Kirche muss Suche nach Wahrheit wach halten
Gerade weil in Sozialen Netzwerken Gefühle und auch Unwahrheiten statt Fakten eine immer größere Rolle spielen, muss die Kirche das Ringen um Wahrheit noch stärker in den öffentlichen Diskurs einbringen. Das hat der Münchner Medienethiker Alexander Filipovi eingemahnt. Er referierte beim 7. Medienforum in Salzburg, zu dem Erzbischof Franz Lackner am Donnerstagabend eingeladen hatte.
Bedingt durch die Entwicklungen im Bereich der Sozialen Netzwerke liege die öffentliche Kommunikation nicht mehr nur bei Journalisten, sagte Filipovi: "Wir haben es mit einer Demokratisierung der öffentlichen Kommunikation zu tun." Jeder und jede könne sein Recht auf Meinungs- und Informationsfreiheit wahrnehmen und sich durch Twitter- und Facebook-Postings Gehör verschaffen.

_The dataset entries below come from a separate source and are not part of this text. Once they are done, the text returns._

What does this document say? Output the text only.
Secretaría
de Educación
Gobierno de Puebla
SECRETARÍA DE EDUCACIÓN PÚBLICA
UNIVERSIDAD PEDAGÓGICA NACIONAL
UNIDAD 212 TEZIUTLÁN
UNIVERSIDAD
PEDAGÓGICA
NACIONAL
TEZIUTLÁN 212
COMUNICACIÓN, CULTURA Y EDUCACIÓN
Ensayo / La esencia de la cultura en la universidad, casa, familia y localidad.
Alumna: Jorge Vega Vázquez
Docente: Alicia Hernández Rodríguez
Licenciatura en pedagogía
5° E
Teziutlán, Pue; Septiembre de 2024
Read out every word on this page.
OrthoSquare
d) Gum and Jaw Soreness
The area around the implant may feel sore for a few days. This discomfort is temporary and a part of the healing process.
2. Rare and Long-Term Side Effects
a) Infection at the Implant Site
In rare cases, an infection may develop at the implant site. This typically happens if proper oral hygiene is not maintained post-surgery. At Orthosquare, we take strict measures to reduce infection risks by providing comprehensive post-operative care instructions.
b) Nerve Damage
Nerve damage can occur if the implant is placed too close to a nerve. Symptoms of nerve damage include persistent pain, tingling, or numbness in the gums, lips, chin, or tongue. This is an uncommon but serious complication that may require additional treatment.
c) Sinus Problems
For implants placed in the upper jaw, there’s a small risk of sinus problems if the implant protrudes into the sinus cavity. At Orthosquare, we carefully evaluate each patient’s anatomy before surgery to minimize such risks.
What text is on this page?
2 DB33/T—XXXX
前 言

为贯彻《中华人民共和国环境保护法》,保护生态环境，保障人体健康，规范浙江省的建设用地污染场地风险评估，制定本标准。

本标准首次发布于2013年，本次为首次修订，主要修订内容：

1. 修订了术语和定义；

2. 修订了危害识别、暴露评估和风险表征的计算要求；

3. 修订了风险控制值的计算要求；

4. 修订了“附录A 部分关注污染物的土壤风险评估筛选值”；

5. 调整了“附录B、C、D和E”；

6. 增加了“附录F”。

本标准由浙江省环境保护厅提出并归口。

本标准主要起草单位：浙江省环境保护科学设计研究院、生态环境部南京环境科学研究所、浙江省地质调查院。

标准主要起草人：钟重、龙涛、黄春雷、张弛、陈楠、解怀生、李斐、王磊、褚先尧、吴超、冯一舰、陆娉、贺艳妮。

Institutionen und Medien würden nicht mehr als Repräsentanten der eigenen Stimme wahrgenommen. In den Sozialen Netzwerken werde jeder Mensch selbst zum Redakteur, eine Tatsache, die in Hinblick auf den Umgang mit Fakten und Wahrheit allerdings schwerwiegende Folgen habe.
Die Überprüfung von Fakten und das Hinterfragen der Glaubwürdigkeit von Quellen stehe in der Nutzung der Sozialen Medien nicht im Mittelpunkt: "Wir leben in einer postfaktischen Gesellschaft", so Prof. Filipovi. Diskurse seien vermehrt durch Gefühle anstatt durch Inhalte und Tatsachen geprägt. Nicht zuletzt im US-Wahlkampf habe man dieses Phänomen beobachten können. Unwahrheiten würden sich in Windeseile verbreiten, Richtigstellungen würden bei den Lesern dann aber nicht mehr ankommen.
Menschen, die sich ungerecht behandelt fühlten und das Vertrauen in Institutionen verloren hätten, zeigen sich besonders empfänglich für manipulierte Inhalte. Das stelle wiederum Medien, Gesellschaft und auch die Kirche vor Herausforderungen.
Die Bedeutung des Journalismus sah Filipovi durch die aktuelle Entwicklung nicht geschmälert, im Gegenteil: die Expertise des Journalismus sei es, auf Perspektiven von Wahrheiten hinweisen. Zugleich nahm der Medienethiker aber auch die Medienkonsumenten in die Pflicht. Es gelte, sich aus der eigenen Informationsblase im Internet zu befreien und sich auch um die Wahrnehmung anderer Meinungen zu bemühen.
Die Kirche könne als Vermittlerin einen wichtigen Beitrag leisten, zeigte sich der Berater der deutschen Bischofskonferenz überzeugt. Aufgabe sei es, wieder Vertrauen in Institutionen und Medien zu schaffen. "Das Thema auf die Agenda setzen, Multiplikatoren stärken und in allen Medien, in allen Kanälen präsent sein" hielt Filipovi für wichtige Maßnahmen.
Alexander Filipovi ist Sozial- und Medienethiker in München. Er ist Inhaber des Stiftungslehrstuhls für Medienethik an der Hochschule für Philosophie in München und gibt u.a. mit Kollegen die medienethische Zeitschrift Communicatio Socialis heraus (www.communicatio-socialis.de).